Answering the Beloved

I am knocking at the door,
not knowing what will answer.

I am answering the door,
not knowing what will present itself...
ask for entrance...
ask for what I have to give...
tea...or a bit of bread...
companionship...a moment...
everything.

Everything.

What was ever mine, Beloved?
All of it has always belonged to you.
You are shelter.
You are bread.
You are the birdsong singing to me now...
and incense burning a holy welcome.


Approachable

“As your future approaches you, worry less how it may receive you and say a prayer instead for your becoming approachable.” ~ Toko-pa Turner

I have a confession to make. I’m fickle.

I fall in love with someone new all the time. While I was reading Eat Pray Love, years ago, I fell head over heals for Elizabeth Gilbert. And reading Amanda Palmer’s The Art of Asking, I adored her. The same thing happened while I turned the pages of Blessed are the Weird by Jacob Nordby and then Radical Honesty by Brad Blanton. I was smitten.


Jacob Nordby told me a story called “The Temple of Dreams” about a wise woman who lived high in the mountains where people would make their pilgrimage to see her. Nordby said he was not interested in any definition of Soul “other than the raw heartthrob of longing that has pulsed beneath the soundtrack of our lives since we were born.”

Brad Blanton pointed out to me that love between humans is always showing up in a single surprising moment, not in our stories of past or future. And he told me the story of “The Blue Unicorn” searching for its song.
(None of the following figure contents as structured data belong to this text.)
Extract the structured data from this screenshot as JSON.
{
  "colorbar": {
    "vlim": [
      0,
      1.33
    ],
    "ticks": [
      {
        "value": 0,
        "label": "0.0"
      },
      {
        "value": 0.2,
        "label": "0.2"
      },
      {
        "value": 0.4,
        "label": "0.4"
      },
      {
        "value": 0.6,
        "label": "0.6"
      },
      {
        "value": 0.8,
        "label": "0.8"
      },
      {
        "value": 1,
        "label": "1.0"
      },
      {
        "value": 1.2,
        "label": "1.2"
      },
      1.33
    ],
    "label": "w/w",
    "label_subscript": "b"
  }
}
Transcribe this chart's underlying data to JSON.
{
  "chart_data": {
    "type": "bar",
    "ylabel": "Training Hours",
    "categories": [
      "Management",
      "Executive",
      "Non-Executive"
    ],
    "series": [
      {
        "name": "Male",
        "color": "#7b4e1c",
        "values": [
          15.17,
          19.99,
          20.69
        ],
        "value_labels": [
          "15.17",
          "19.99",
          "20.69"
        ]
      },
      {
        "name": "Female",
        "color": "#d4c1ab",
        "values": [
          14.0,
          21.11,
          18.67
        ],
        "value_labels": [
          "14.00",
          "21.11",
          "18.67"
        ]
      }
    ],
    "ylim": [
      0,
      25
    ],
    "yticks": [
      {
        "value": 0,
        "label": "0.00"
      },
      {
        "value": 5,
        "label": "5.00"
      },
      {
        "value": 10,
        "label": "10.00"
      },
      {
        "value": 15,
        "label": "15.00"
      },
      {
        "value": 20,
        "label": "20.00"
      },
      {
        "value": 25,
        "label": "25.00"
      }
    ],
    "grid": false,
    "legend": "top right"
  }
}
Tell me a good story and I’ll follow you anywhere.

Lately, in her book Belonging, Toko-pa Turner has been telling me about becoming “approachable”. She reminds me to be soft as my future makes it’s way toward me…to be attentive and open. She shows me another way rather than demanding to know my purpose frantically. She presents the idea of yielding, instead…of being welcoming. How could I not fall in love with that? So often in our society we are taught to push our way through…to insist. What if it’s so much easier than that?

What if we really are enough, each one of us, just as we are? What if it’s actually true? What if we can be so much gentler with ourselves and with the world? What if by letting go into being gentle we find ourselves to be resilient, and supported, and discover the gift we have to offer?